ZDNET’s key takeaways

• Cisco’s Safe Firewall Management Center security hole is as dangerous as they get.
• There isn’t any mitigation and no workaround. Patch instantly.
• To this point, no confirmed lively exploits have been confirmed.

Get extra in-depth ZDNET tech protection: Add us as a preferred Google source on Chrome and Chromium browsers.

Do you utilize Cisco’s Secure Firewall Management Center (FMC) software program? If your organization operates a severe community utilizing Cisco merchandise — and with Cisco’s 76%+ market share of excessive-finish networking, chances are high that you simply do — you should patch it. Not over the weekend. Not Monday. Proper now.

Additionally: Microsoft patches greater than 100 Home windows security flaws – replace your PC now

Cisco has simply patched a critical command injection vulnerability (CVE-2025-20265) in FMC. How critical is critical? Let’s put it this manner: It has a Widespread Vulnerability Scoring System (CVSS) rating of 10.0, which is the best potential threat ranking in vulnerability scoring. Particularly, the flaw impacts FMC variations 7.0.7 and seven.7.0 which were configured for RADIUS authentication on the net-based mostly or SSH administration interface.

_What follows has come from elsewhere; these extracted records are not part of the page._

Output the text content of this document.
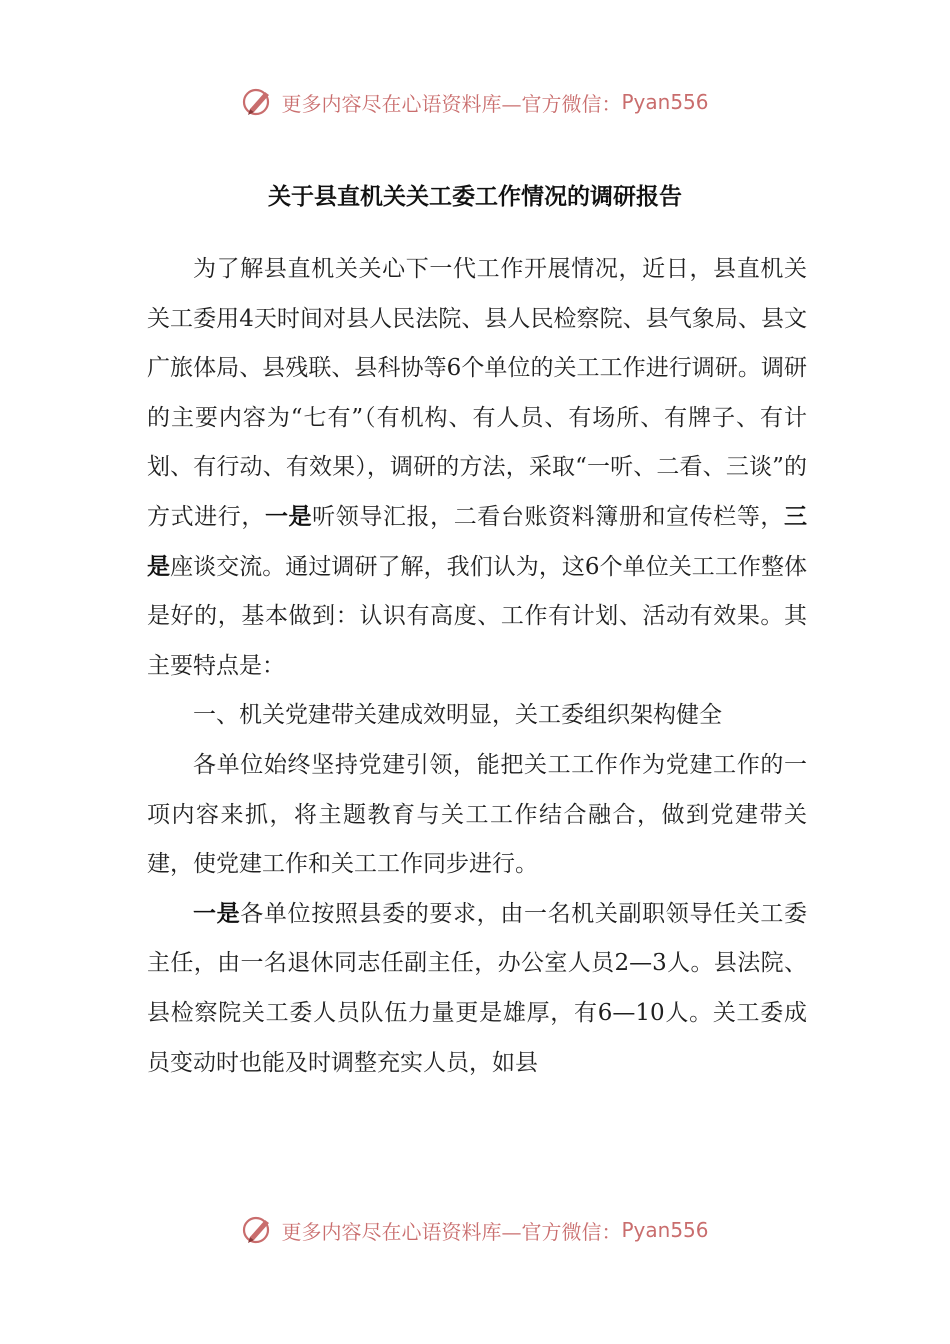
更多内容尽在心语资料库—官方微信： Pyan556
关于县直机关关工委工作情况的调研报告

为了解县直机关关心下一代工作开展情况，近日，县直机关关工委用4天时间对县人民法院、县人民检察院、县气象局、县文广旅体局、县残联、县科协等6个单位的关工工作进行调研。调研的主要内容为“七有”（有机构、有人员、有场所、有牌子、有计划、有行动、有效果），调研的方法，采取“一听、二看、三谈”的方式进行，一是听领导汇报，二看台账资料簿册和宣传栏等，三是座谈交流。通过调研了解，我们认为，这6个单位关工工作整体是好的，基本做到：认识有高度、工作有计划、活动有效果。其主要特点是：

一、机关党建带关建成效明显，关工委组织架构健全

各单位始终坚持党建引领，能把关工工作作为党建工作的一项内容来抓，将主题教育与关工工作结合融合，做到党建带关建，使党建工作和关工工作同步进行。

一是各单位按照县委的要求，由一名机关副职领导任关工委主任，由一名退休同志任副主任，办公室人员2—3人。县法院、县检察院关工委人员队伍力量更是雄厚，有6—10人。关工委成员变动时也能及时调整充实人员，如县

更多内容尽在心语资料库—官方微信： Pyan556
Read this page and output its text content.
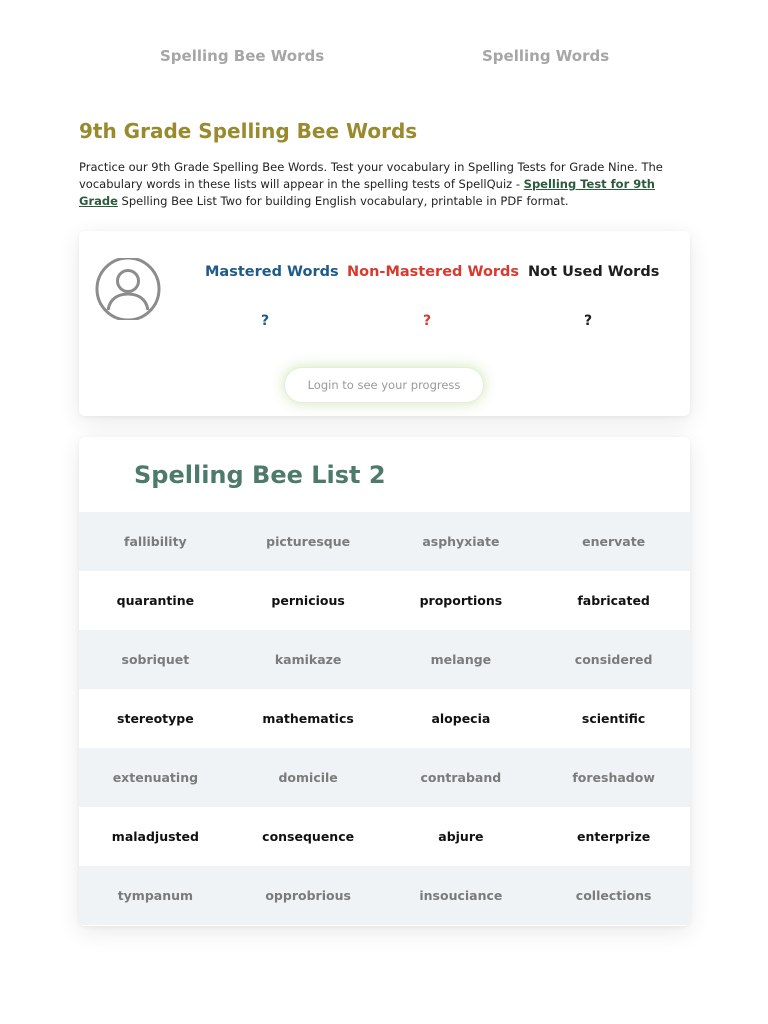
Spelling Bee Words	Spelling Words
9th Grade Spelling Bee Words

Practice our 9th Grade Spelling Bee Words. Test your vocabulary in Spelling Tests for Grade Nine. The vocabulary words in these lists will appear in the spelling tests of SpellQuiz - Spelling Test for 9th Grade Spelling Bee List Two for building English vocabulary, printable in PDF format.

Mastered Words
?
Non-Mastered Words
?
Not Used Words
?
Login to see your progress
Spelling Bee List 2
fallibility	picturesque	asphyxiate	enervate
quarantine	pernicious	proportions	fabricated
sobriquet	kamikaze	melange	considered
stereotype	mathematics	alopecia	scientific
extenuating	domicile	contraband	foreshadow
maladjusted	consequence	abjure	enterprize
tympanum	opprobrious	insouciance	collections
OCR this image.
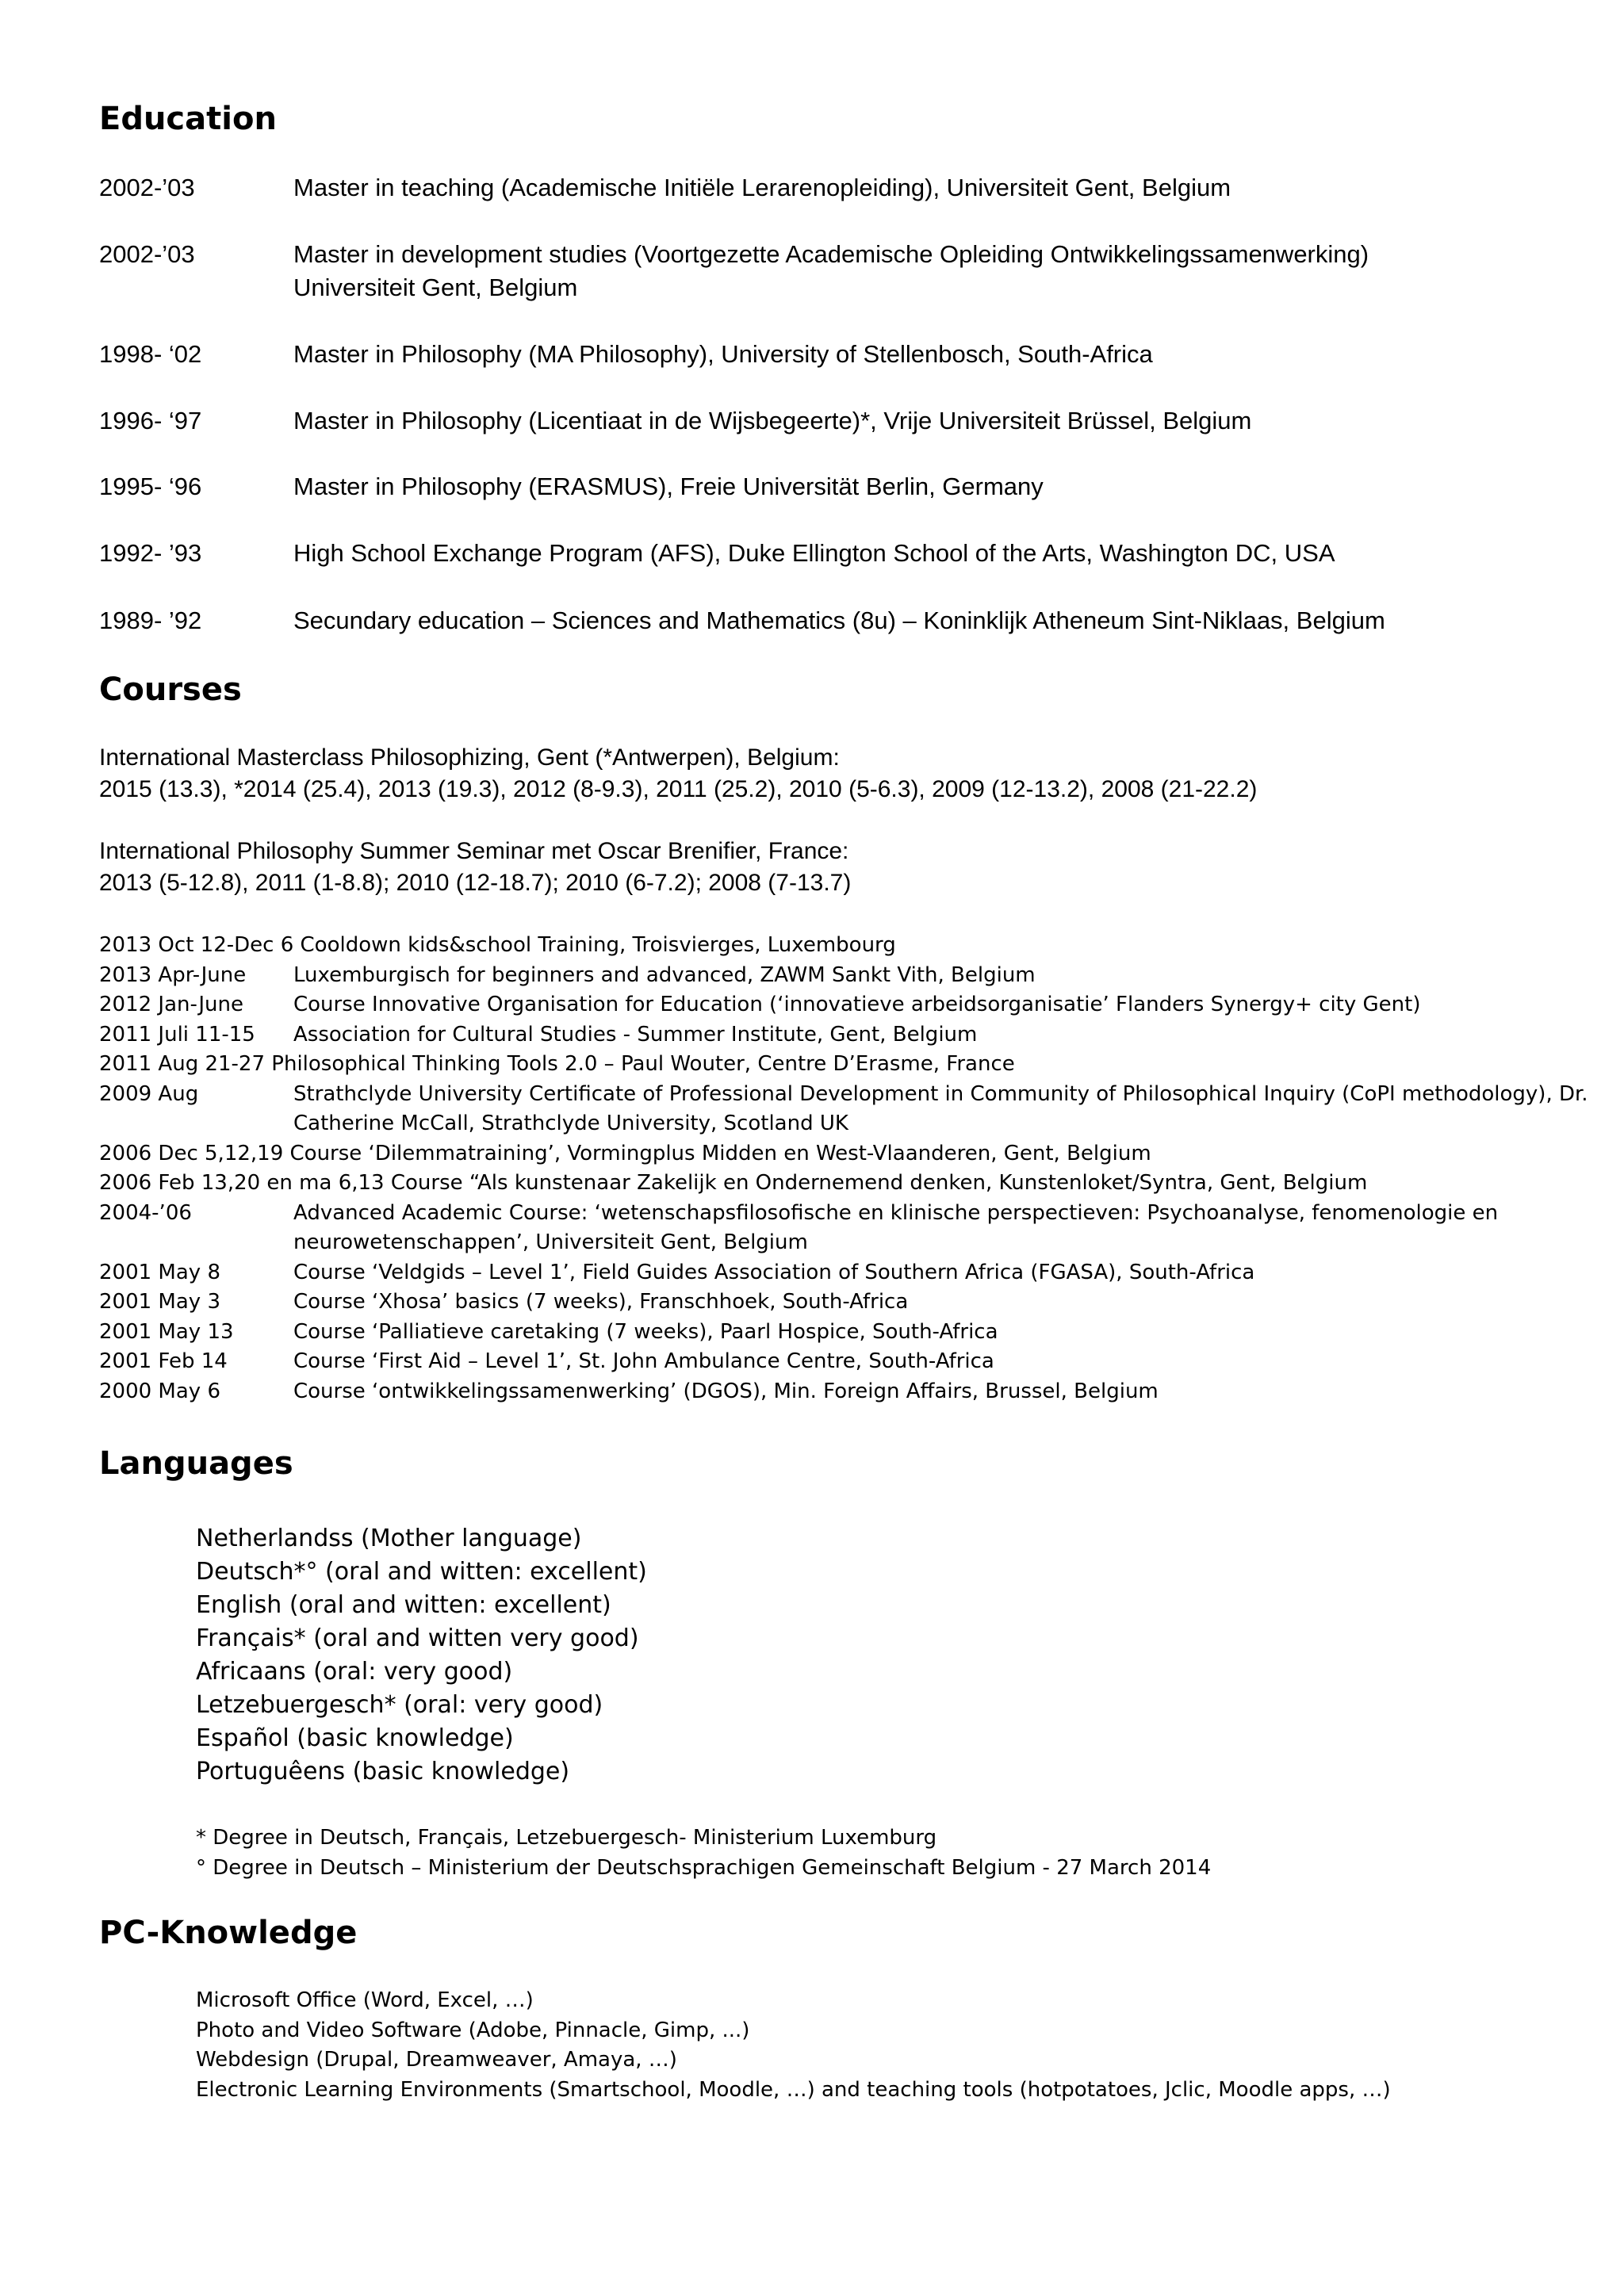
Education
2002-’03	Master in teaching (Academische Initiële Lerarenopleiding), Universiteit Gent, Belgium
2002-’03	Master in development studies (Voortgezette Academische Opleiding Ontwikkelingssamenwerking)
Universiteit Gent, Belgium
1998- ‘02	Master in Philosophy (MA Philosophy), University of Stellenbosch, South-Africa
1996- ‘97	Master in Philosophy (Licentiaat in de Wijsbegeerte)*, Vrije Universiteit Brüssel, Belgium
1995- ‘96	Master in Philosophy (ERASMUS), Freie Universität Berlin, Germany
1992- ’93	High School Exchange Program (AFS), Duke Ellington School of the Arts, Washington DC, USA
1989- ’92	Secundary education – Sciences and Mathematics (8u) – Koninklijk Atheneum Sint-Niklaas, Belgium
Courses
International Masterclass Philosophizing, Gent (*Antwerpen), Belgium:
2015 (13.3), *2014 (25.4), 2013 (19.3), 2012 (8-9.3), 2011 (25.2), 2010 (5-6.3), 2009 (12-13.2), 2008 (21-22.2)
International Philosophy Summer Seminar met Oscar Brenifier, France:
2013 (5-12.8), 2011 (1-8.8); 2010 (12-18.7); 2010 (6-7.2); 2008 (7-13.7)
2013 Oct 12-Dec 6 Cooldown kids&school Training, Troisvierges, Luxembourg
2013 Apr-June	Luxemburgisch for beginners and advanced, ZAWM Sankt Vith, Belgium
2012 Jan-June	Course Innovative Organisation for Education (‘innovatieve arbeidsorganisatie’ Flanders Synergy+ city Gent)
2011 Juli 11-15	Association for Cultural Studies - Summer Institute, Gent, Belgium
2011 Aug 21-27 Philosophical Thinking Tools 2.0 – Paul Wouter, Centre D’Erasme, France
2009 Aug	Strathclyde University Certificate of Professional Development in Community of Philosophical Inquiry (CoPI methodology), Dr. Catherine McCall, Strathclyde University, Scotland UK
2006 Dec 5,12,19 Course ‘Dilemmatraining’, Vormingplus Midden en West-Vlaanderen, Gent, Belgium
2006 Feb 13,20 en ma 6,13 Course “Als kunstenaar Zakelijk en Ondernemend denken, Kunstenloket/Syntra, Gent, Belgium
2004-’06	Advanced Academic Course: ‘wetenschapsfilosofische en klinische perspectieven: Psychoanalyse, fenomenologie en neurowetenschappen’, Universiteit Gent, Belgium
2001 May 8	Course ‘Veldgids – Level 1’, Field Guides Association of Southern Africa (FGASA), South-Africa
2001 May 3	Course ‘Xhosa’ basics (7 weeks), Franschhoek, South-Africa
2001 May 13	Course ‘Palliatieve caretaking (7 weeks), Paarl Hospice, South-Africa
2001 Feb 14	Course ‘First Aid – Level 1’, St. John Ambulance Centre, South-Africa
2000 May 6	Course ‘ontwikkelingssamenwerking’ (DGOS), Min. Foreign Affairs, Brussel, Belgium
Languages
Netherlandss (Mother language)
Deutsch*° (oral and witten: excellent)
English (oral and witten: excellent)
Français* (oral and witten very good)
Africaans (oral: very good)
Letzebuergesch* (oral: very good)
Español (basic knowledge)
Portuguêens (basic knowledge)
* Degree in Deutsch, Français, Letzebuergesch- Ministerium Luxemburg
° Degree in Deutsch – Ministerium der Deutschsprachigen Gemeinschaft Belgium - 27 March 2014
PC-Knowledge
Microsoft Office (Word, Excel, …)
Photo and Video Software (Adobe, Pinnacle, Gimp, ...)
Webdesign (Drupal, Dreamweaver, Amaya, …)
Electronic Learning Environments (Smartschool, Moodle, …) and teaching tools (hotpotatoes, Jclic, Moodle apps, …)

RADIUS is the de facto normal for community authentication. It is the most typical implementation used to allow 802.1X entry management administration. In different phrases, for those who use FMC, it is nearly a certainty you are utilizing RADIUS, which suggests you are weak.

The issue is that as a result of the software program did not sanitize person enter in the RADIUS authentication part, attackers can send crafted credentials that will be executed as high-privileged shell commands. If abused appropriately, this will grant anybody full management over the firewall administration middle.

Additionally: This notorious folks search web site is again after leaking 3 billion information – take away your information from it ASAP

Including insult to harm, attackers can exploit the flaw with none prior system entry or legitimate credentials. I repeat: with none prior system entry or legitimate credentials.

It is a security nightmare. As soon as a hacker has full management over firewall administration, they’ll do just about something they need to each the firewall and the remainder of your community.

The one bit of fine information is that Cisco Secure Firewall Adaptive Security Appliance (ASA) Software and Cisco Secure Firewall Threat Defense (FTD) Software are usually not affected. 

Oh, and by the way in which, Cisco states, “There aren’t any workarounds that handle this vulnerability.” You need to patch this system. Now. 

Cisco reviews that there have been no confirmed lively exploits in the wild thus far. Give it time. The knowledge in the security report is greater than sufficient for a intelligent hacker to determine exploit this security hole.

So, as soon as extra and with feeling, patch it. Patch it now. 

Additionally: Do not fall for AI-powered disinformation assaults on-line – here is keep sharp

Cisco clients with service contracts that entitle them to common software program updates ought to get hold of security fixes by their regular replace channels. Nevertheless, given how deep this hole goes, Cisco can also be providing the patch totally free. In both case, take the next steps:

1. Go to the official Cisco Security Advisory for CVE-2025-20265.

2. Log in together with your Cisco account linked to your group’s assist contract.

3. Use the Cisco Software program Checker software or test the Obtain part of the advisory to establish the particular mounted launch to your equipment/model.

4. Obtain and set up the FMC software program replace to your deployment — patched variations for 7.0.7 and seven.7.0 are supplied.

You realize what to do now. Get on with it.